Atmosphere: A pleasant outdoor Vietnamese cafe indoors.
Price Range: Lunch specials for $2.75; most dinner entrees are around $5 with a dinner for two special at $7.95. Peking duck available (whole, $12.95; half, $6.95.)
Hours: Monday through Friday, 11 a.m. to 3 p.m. and 5 to 10 p.m.; Saturday and Sunday, 11 a.m. to 10 p.m.
Reservations: Not necessary.
Credit Cards: American Express, Bank Americard, Visa, Master Charge.
Speical Facilities: Booster and high chairs available; free parking next door; carryout available. Easy access for patrons in wheelchairs.

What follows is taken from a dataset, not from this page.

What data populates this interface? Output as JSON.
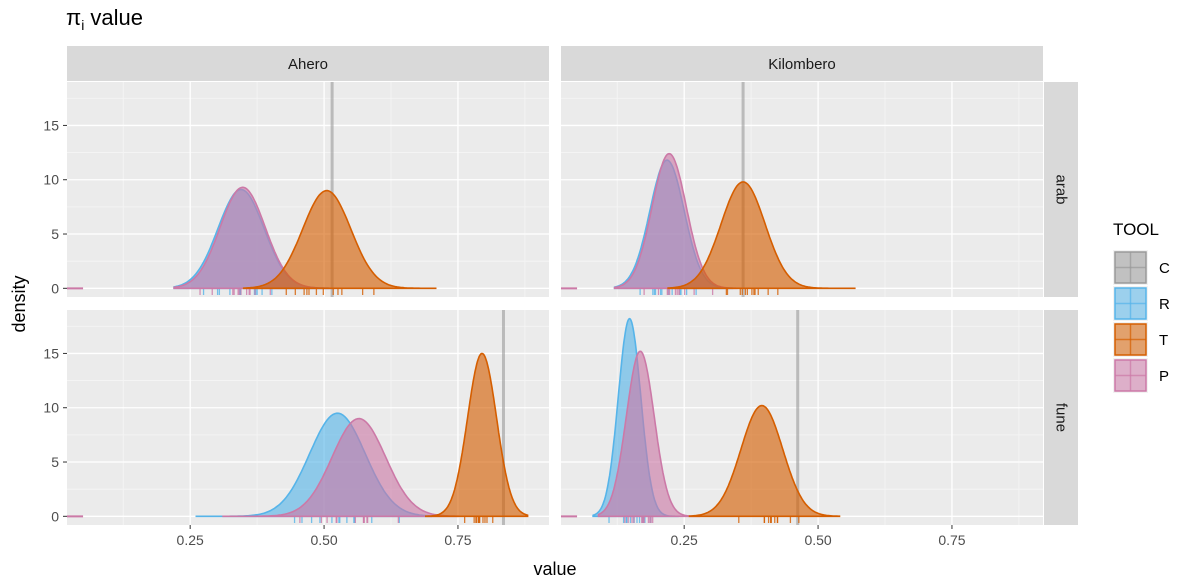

The Mai Flower, one of the newest Vietnamese restaurants to blossom in Arlington, is full of surprises. The office building in which it is housed is a drab backdrop for the first pleasant surprise just inside the Mai Flower door: An indoor cafe with thatched bamboo canopies over the tables, pale willowy trees in the corners and delicate yellow and purple tree orchids decorating the walls and tables.

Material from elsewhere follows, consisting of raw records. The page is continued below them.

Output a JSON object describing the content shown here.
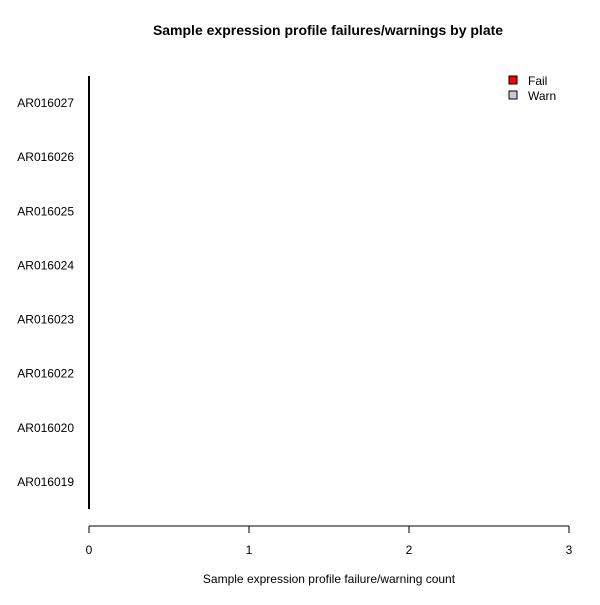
{
  "chart_data": {
    "type": "bar",
    "orientation": "horizontal",
    "stacked": true,
    "title": "Sample expression profile failures/warnings by plate",
    "xlabel": "Sample expression profile failure/warning count",
    "ylabel": "",
    "xlim": [
      0,
      3
    ],
    "x_ticks": [
      "0",
      "1",
      "2",
      "3"
    ],
    "categories": [
      "AR016019",
      "AR016020",
      "AR016022",
      "AR016023",
      "AR016024",
      "AR016025",
      "AR016026",
      "AR016027"
    ],
    "series": [
      {
        "name": "Fail",
        "color": "#ff0000",
        "values": [
          0,
          0,
          0,
          0,
          0,
          0,
          0,
          0
        ]
      },
      {
        "name": "Warn",
        "color": "#c8c8d8",
        "values": [
          0,
          0,
          0,
          0,
          0,
          0,
          0,
          0
        ]
      }
    ],
    "legend": "top-right",
    "grid": false
  }
}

The effect was positively tropical on the wintry night we visited. One could easily have completed the scene by sipping Mai Tais and Pina Coladas under the stars -- albeit painted ones on the ceiling, which our 4-year-old noticed almost immediately.
We, however, forewent that pleasure and instead settle for tea, served in a pretty china pot, while we gave serious scrutiny to the menu. Mai Flower offers the cusines of both China and Vietnam, always a dilemma for hungry customers, but not much of a difficulty at Mai Flower since both are prepared well.
From appetizers to dessert we weren't once disappointed.
The spring rolls or cha gio, $2.25, had a brown, crisp rice paper surrounding a deliectable filling of pork, shrimp and begetables. The rolls then were dipped at the tabel in sweet and sour fish sauce. The barbecued pork, $2.50, was a tempting -- thin slices or port marinated in Chinese wine and spices, grilled, then brought to the table for a warm up over a little flaming stove. That of course was the highlight of the meal for our little one.
The chicken and cashew nuts, $5.50, one of the Szechuan selections, had large plump pieces of chicken with equally large, flavorful cashews served in a peppery tomato sauce with green peppers uncharacteristic of the Chinese.
Barbecued meat balls, our other entree, were tender little chunks of pork lightly seasoned with garlic, grilled and served with rice paper, thin almost transparent peices of pastry. The rice paper was spread with hoisin, a sweet Chinese bean sauce, then wrapped around the meatballs, lettuce, cucumber and other salad items for a delicious sandwich.
Throughout this feast we were cheerfully attended by a waitress who took special interest in our son.
Our only real disappointment with the dinner was not enought people to sample all of the Mai Flower's surprises. Among the interesting items on the menu are shrimp pineapple soup, roast squab on salad, shrimp-stuffed Chinese mushrooms, chicken a la citronelle, coconut chicken and several eel dishes.
We did end our meal rather spectacularly, however, with bananas fried in a crisp batter and drizzled with honey, 95 cents.
The last surprise, of course, was the bill -- $18.14, not including tip.